Safety of Enteric-Coated and Buffered Aspirin Questioned
Safety of Enteric-Coated and Buffered Aspirin Questioned
ABSTRACT & COMMENTARY
Source: Kelly JP, et al. Risk of aspirin-associated major upper-gastrointestinal bleeding with enteric-coated or buffered product. Lancet 1996;348:1413-1416.
Enteric-coated aspirin (ECASA) resists disintegration in the stomach and dissolves in the duodenum. Several endoscopic studies in healthy volunteers have confirmed the greater safety of ECASA compared with plain ASA. There was less gastric erosion and bleeding in those who used ECASA (Hoftiegen JW, et al. Lancet 1980;2:609-612). Endoscopic studies, however, have not confirmed that buffered ASA (BASA) produces less gastric damage (Lanza FL, et al. N Engl J Med 1980;303:136-138).
In a case-controlled study based on data collected between 1987 and 1994, Kelly et al tested the assumption that ECASA and BASA are less likely to cause major upper gastrointestinal (UGI) bleeding than plain ASA.
Patients (n = 550) admitted to 28 Massachusetts hospitals with a first episode of endoscopy-proven UGI bleeding and controls (n = 1202) matched for age, sex, date, marital status, education, cigarette smoking, and use of alcohol and nonsteroidal anti-inflammatory drugs (NSAID) were interviewed about ASA use during the week before bleeding (cases) or interview (controls).

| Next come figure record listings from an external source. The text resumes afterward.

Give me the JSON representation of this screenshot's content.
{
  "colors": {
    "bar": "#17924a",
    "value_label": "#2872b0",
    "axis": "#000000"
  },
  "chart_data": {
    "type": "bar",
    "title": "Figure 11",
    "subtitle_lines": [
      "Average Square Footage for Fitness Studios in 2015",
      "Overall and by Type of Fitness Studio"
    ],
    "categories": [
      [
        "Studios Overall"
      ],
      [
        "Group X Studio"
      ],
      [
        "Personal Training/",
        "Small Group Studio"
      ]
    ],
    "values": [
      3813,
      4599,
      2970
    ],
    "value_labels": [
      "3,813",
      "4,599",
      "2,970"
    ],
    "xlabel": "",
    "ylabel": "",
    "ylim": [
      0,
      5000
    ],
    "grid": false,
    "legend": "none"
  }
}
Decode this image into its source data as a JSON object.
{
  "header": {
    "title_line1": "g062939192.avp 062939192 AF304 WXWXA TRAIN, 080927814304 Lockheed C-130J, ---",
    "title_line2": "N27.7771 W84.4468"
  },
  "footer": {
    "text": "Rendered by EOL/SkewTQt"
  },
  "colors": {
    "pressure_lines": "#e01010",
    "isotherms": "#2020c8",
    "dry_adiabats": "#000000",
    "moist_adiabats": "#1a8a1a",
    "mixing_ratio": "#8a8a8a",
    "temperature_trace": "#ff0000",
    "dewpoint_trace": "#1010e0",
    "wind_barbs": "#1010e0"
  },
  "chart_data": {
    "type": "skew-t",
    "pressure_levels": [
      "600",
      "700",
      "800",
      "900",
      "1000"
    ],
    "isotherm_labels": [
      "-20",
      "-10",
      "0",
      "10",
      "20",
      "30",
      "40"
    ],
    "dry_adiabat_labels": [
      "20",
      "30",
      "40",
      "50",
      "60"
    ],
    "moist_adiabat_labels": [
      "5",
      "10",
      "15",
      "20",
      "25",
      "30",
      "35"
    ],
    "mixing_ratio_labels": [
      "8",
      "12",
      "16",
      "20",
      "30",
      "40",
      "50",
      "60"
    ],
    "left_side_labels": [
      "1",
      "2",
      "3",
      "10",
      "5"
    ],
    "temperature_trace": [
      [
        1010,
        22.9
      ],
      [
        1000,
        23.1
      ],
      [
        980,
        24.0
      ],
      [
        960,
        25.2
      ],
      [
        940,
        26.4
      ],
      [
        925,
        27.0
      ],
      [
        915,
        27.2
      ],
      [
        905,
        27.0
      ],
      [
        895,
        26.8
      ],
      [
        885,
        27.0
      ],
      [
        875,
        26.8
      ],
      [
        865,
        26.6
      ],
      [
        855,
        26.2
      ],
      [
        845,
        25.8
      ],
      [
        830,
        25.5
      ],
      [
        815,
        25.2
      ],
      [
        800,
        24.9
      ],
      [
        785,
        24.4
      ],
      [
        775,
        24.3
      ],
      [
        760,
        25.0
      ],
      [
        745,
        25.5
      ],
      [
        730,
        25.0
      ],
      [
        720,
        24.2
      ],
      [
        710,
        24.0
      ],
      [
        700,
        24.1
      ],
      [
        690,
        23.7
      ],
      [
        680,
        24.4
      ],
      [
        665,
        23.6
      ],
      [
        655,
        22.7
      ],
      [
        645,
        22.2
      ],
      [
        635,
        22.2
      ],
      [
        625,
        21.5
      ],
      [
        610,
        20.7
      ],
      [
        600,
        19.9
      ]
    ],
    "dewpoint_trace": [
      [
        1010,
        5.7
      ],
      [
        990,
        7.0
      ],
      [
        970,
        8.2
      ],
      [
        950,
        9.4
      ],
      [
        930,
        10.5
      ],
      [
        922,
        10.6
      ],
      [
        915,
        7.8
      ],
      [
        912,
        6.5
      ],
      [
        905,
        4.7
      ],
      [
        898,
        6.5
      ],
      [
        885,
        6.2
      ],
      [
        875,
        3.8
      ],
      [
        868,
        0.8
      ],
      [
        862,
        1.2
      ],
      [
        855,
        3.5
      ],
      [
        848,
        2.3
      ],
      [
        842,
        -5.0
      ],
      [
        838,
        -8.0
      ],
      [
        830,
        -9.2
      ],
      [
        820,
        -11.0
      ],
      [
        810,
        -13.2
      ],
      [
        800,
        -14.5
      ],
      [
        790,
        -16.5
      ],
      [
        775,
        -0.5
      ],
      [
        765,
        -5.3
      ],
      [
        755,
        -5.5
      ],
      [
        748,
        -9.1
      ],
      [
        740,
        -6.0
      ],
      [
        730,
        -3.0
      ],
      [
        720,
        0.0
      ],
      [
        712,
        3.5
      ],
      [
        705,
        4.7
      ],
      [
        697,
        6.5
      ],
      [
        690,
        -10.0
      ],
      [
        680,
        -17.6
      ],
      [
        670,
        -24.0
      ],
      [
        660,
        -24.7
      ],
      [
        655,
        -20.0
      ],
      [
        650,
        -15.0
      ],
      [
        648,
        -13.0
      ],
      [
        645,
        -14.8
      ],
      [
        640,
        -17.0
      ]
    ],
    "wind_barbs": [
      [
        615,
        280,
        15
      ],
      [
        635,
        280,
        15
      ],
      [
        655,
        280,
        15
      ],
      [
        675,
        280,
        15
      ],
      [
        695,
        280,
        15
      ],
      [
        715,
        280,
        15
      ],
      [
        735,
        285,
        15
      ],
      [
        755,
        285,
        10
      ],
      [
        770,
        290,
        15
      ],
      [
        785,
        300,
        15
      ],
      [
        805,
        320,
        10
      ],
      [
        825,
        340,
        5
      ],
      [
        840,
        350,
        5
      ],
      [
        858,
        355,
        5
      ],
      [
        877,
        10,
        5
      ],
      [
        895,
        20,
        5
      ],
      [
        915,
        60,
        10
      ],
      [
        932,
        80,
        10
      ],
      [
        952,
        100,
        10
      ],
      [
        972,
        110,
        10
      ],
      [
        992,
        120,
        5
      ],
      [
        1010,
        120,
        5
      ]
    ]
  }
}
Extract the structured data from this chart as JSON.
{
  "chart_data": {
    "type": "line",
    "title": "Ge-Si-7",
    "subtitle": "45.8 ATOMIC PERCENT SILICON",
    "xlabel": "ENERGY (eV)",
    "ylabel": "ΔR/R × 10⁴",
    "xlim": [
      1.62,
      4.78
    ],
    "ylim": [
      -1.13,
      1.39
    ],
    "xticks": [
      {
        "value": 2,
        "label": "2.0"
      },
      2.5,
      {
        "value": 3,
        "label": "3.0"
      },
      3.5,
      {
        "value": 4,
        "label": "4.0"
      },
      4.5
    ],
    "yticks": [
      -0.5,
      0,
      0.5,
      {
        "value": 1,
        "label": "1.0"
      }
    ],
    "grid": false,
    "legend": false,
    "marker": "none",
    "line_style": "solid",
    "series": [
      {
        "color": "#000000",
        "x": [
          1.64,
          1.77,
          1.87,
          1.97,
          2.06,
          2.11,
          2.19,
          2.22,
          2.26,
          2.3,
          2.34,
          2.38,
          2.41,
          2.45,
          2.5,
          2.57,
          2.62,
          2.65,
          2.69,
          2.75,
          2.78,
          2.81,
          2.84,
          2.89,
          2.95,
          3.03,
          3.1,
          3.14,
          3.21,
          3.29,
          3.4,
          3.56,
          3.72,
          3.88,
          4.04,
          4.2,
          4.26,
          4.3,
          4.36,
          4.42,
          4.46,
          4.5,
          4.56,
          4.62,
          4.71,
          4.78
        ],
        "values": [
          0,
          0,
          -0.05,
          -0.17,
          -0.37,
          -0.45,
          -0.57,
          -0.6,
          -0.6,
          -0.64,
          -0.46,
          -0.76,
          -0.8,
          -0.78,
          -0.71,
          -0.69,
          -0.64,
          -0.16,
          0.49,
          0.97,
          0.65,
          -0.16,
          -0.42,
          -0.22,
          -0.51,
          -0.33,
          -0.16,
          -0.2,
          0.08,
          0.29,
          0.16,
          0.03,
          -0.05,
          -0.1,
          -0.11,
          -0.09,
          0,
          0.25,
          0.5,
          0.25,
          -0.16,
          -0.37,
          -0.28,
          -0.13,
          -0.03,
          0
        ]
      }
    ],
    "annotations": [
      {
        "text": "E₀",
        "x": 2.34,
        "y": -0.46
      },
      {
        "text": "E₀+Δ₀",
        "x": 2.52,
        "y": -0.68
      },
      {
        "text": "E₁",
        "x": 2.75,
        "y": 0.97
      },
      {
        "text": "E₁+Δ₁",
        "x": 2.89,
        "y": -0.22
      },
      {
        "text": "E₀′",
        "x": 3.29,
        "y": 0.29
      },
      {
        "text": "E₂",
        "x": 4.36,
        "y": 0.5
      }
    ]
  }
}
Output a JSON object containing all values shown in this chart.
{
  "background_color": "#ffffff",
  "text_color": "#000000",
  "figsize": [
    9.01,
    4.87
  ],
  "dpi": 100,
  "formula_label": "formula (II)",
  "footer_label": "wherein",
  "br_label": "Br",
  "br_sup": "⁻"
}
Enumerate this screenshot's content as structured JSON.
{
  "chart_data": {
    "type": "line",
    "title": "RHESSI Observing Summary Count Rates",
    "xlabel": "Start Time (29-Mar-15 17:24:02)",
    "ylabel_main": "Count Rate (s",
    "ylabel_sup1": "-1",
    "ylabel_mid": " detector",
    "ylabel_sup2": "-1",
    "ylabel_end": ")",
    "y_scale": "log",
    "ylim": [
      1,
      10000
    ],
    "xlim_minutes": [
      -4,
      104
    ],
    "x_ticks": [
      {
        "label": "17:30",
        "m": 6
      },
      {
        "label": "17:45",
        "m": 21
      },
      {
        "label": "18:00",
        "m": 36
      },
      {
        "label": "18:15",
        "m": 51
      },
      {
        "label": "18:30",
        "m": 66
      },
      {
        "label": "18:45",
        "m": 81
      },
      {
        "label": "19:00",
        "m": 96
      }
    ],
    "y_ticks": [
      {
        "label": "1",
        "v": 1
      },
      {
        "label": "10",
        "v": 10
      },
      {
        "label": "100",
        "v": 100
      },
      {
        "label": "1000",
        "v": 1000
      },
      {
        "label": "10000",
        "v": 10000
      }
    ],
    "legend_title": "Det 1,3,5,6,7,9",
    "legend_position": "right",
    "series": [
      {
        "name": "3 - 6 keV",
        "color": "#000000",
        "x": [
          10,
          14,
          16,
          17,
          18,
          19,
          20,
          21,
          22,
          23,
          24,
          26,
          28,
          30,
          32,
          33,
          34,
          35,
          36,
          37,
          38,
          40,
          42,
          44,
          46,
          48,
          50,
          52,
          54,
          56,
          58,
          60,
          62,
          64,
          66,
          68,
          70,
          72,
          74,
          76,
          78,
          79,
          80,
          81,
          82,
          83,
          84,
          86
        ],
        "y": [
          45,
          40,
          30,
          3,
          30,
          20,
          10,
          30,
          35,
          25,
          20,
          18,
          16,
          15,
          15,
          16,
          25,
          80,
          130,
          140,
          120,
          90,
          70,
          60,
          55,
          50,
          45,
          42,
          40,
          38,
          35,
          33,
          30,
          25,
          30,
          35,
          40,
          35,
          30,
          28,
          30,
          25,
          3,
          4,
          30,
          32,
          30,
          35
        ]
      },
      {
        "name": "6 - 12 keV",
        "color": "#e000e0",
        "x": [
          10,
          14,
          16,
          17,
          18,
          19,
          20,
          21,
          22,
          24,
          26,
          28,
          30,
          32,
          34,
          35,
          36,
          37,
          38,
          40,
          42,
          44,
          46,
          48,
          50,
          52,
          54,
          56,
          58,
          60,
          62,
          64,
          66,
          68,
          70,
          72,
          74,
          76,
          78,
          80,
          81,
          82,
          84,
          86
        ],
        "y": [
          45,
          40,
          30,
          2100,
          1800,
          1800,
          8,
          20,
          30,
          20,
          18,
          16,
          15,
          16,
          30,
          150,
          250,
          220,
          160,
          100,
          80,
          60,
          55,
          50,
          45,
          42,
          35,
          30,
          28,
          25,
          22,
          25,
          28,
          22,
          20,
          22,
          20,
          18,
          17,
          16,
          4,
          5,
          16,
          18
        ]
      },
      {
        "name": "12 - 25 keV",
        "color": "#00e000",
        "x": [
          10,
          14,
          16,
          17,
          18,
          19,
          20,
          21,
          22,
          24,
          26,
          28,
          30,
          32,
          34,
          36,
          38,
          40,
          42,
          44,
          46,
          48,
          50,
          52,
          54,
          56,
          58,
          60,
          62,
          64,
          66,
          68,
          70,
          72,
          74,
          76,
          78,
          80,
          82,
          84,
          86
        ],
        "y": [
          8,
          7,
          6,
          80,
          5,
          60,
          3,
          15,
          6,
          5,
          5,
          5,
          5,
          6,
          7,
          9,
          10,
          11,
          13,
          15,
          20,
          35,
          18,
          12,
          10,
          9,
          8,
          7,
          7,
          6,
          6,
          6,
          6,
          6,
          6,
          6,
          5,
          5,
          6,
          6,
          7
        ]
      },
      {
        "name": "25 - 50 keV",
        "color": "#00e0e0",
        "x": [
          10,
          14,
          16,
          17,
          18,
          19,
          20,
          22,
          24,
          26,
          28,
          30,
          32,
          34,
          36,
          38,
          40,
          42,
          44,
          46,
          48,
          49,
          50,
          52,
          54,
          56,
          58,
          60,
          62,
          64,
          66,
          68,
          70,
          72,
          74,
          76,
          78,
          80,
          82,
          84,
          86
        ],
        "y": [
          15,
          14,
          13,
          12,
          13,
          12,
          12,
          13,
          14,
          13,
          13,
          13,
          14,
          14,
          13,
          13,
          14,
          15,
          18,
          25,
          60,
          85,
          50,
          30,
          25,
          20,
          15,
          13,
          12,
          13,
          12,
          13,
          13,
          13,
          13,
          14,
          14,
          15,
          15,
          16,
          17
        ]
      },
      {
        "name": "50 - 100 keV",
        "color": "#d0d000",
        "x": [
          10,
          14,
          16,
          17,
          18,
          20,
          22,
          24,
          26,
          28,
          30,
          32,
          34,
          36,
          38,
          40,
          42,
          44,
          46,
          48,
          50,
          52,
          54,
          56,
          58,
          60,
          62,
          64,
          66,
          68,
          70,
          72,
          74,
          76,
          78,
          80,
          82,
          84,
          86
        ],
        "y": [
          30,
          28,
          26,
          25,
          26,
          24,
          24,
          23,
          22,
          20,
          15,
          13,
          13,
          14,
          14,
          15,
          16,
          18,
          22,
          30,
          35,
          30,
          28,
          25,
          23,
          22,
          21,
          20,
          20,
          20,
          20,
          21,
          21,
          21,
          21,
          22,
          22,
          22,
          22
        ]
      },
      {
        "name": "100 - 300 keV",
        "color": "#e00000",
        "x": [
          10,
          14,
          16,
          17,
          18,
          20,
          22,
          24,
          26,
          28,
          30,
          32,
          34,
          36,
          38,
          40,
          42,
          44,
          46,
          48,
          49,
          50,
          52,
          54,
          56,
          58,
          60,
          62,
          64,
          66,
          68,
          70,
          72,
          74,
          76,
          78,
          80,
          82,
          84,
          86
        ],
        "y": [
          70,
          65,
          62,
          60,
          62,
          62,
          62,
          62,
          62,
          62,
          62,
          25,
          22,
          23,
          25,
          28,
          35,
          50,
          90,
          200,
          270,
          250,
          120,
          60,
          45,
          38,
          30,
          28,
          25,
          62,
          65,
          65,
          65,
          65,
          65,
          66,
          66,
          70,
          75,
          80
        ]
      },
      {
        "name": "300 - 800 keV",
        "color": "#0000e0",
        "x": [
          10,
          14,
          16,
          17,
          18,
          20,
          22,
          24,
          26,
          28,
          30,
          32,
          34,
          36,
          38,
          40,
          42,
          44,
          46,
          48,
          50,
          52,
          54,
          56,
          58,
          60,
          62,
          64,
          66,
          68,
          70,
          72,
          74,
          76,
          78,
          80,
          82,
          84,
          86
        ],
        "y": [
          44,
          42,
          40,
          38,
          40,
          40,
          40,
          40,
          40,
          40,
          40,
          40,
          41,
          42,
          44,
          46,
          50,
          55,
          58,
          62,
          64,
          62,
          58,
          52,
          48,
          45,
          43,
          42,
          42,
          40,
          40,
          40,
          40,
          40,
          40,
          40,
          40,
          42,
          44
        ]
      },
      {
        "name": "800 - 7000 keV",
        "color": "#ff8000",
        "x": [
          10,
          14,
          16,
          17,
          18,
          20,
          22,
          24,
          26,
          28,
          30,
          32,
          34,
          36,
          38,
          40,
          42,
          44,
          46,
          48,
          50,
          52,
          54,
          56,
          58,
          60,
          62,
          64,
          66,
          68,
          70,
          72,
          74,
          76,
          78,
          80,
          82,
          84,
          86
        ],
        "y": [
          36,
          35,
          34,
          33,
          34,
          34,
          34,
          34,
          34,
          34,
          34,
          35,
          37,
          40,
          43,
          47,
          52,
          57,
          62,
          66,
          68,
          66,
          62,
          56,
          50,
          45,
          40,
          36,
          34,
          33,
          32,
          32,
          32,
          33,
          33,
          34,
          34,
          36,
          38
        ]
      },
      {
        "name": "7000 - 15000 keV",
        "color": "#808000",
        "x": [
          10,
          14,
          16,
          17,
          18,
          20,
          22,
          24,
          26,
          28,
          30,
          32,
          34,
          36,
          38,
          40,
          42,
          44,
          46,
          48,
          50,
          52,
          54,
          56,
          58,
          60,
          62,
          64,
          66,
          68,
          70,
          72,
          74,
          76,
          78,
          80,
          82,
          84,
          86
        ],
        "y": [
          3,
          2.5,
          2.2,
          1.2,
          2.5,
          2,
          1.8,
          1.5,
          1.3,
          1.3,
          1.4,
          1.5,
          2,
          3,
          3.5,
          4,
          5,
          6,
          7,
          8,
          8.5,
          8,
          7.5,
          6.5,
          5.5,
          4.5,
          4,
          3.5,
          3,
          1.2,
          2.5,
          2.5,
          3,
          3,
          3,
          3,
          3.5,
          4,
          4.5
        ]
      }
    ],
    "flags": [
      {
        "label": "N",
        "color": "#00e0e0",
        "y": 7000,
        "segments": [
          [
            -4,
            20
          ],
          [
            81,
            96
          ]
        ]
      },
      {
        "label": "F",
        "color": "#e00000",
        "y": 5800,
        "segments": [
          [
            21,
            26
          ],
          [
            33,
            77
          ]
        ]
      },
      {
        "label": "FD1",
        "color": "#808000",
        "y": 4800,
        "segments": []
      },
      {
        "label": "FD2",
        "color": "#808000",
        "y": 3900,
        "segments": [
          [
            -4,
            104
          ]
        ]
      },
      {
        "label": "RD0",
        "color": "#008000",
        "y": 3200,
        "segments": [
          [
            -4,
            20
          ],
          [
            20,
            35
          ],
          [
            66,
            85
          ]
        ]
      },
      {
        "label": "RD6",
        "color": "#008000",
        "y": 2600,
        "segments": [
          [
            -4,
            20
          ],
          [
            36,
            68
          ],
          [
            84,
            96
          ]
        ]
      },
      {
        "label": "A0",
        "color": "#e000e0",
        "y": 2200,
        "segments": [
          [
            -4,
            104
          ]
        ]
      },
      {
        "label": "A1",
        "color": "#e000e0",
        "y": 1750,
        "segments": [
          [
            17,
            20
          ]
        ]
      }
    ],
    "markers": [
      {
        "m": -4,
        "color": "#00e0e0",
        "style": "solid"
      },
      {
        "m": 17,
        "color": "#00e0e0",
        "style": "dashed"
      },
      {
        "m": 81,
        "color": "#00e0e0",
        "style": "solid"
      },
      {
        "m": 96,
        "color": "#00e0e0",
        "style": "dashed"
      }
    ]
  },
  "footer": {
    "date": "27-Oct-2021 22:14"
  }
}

The relative risks of UGI bleeding at average daily doses of 325 mg or less compared to controls were: 2.6 for plain ASA, 2.7 for ECASA, and 3.1 for BASA. At doses greater than 325 mg the relative risk was 5.8 for plain ASA and 7.0 for BASA. (See Table.) The data for ECASA were insufficient for evaluation. There were no important differences in risk among the three forms of ASA according to site of bleeding, gastric or duodenal, or when users of NSAIDs were excluded. Therefore, the authors conclude that the use of even low doses of ECASA or BASA carries a three-fold increase in the risk of major UGI bleeding compared to controls, and there is no substantial difference in the risk of major UGI bleeding according to the type of ASA preparation used.
Table
Relative risk of UGI bleeding with regular* use of ASA formulations
ASA Type and Dose | Cases (n) | Relative Risk (95% CI) | |
Plain ASA<325mg/d | 45 | 2.6 (1.7-4.0) | |
Plain ASA>325mg/d | 81 | 5.8 (3.9-8.6) | |
ECASA<325mg/d | 17 | 2.7 (1.4-5.3) | |
ECASA>325mg/d | 2 | n/a | |
BASA<325mg/d | 10 | 3.1 (1.3-7.6) | |
BASA>325mg/d | 18 | 7.0 (3.0-16) | |
* used at least every other day for at least one week. |
COMMENTARY
The benefits of regular ASA use in the secondary prevention of heart attack, stroke, and death are well established (Neuro Alert 1992;7:45-46) and ASA's possible value in reducing the risk of colorectal cancer and preventing the progression of vascular dementia is under investigation. Many physicians, therefore, recommend ASA prophylaxis for healthy adults even though its value for the primary prevention of heart attack and stroke is not proven. Because in some studies of ASA in secondary stroke prevention (Bornstein NM, et al. Stroke 1994; 25:275-277), maximal stroke prevention effects of ASA were not achieved at lower doses of ASA, namely those below 500 mg/d, physicians are likely to recommend that patients take higher doses of ASA but in coated or buffered preparations. Physicians and patients alike assume that ECASA and BASA are not harmful to the GI tract because these formulations are usually better tolerated than plain ASA. The present study refutes this assumption. Therefore, in patients who need ASA prophylaxis, the minimum effective dose of 81 mg or less daily should be recommended since recent data indicate that differences between ASA dosage and stroke risk reduction are insignificant (Algra A, van Gjin J. J Neurol Neurosurg Psychiatry 1996;60:197-199; Neuro Alert 1996;14:71).
The authors state that their findings should discourage the indiscriminate use of ASA for primary prevention of heart attack and stroke. This seems like a very large statement, given the small sample of patients and the lack of precise data on duration of dosing. Nevertheless, it is worthwhile to be reminded that ASA is a powerful therapeutic agent and that the same effects on platelets and prostaglandin synthesis that make it therapeutically useful also make it liable to cause serious bleeding complications.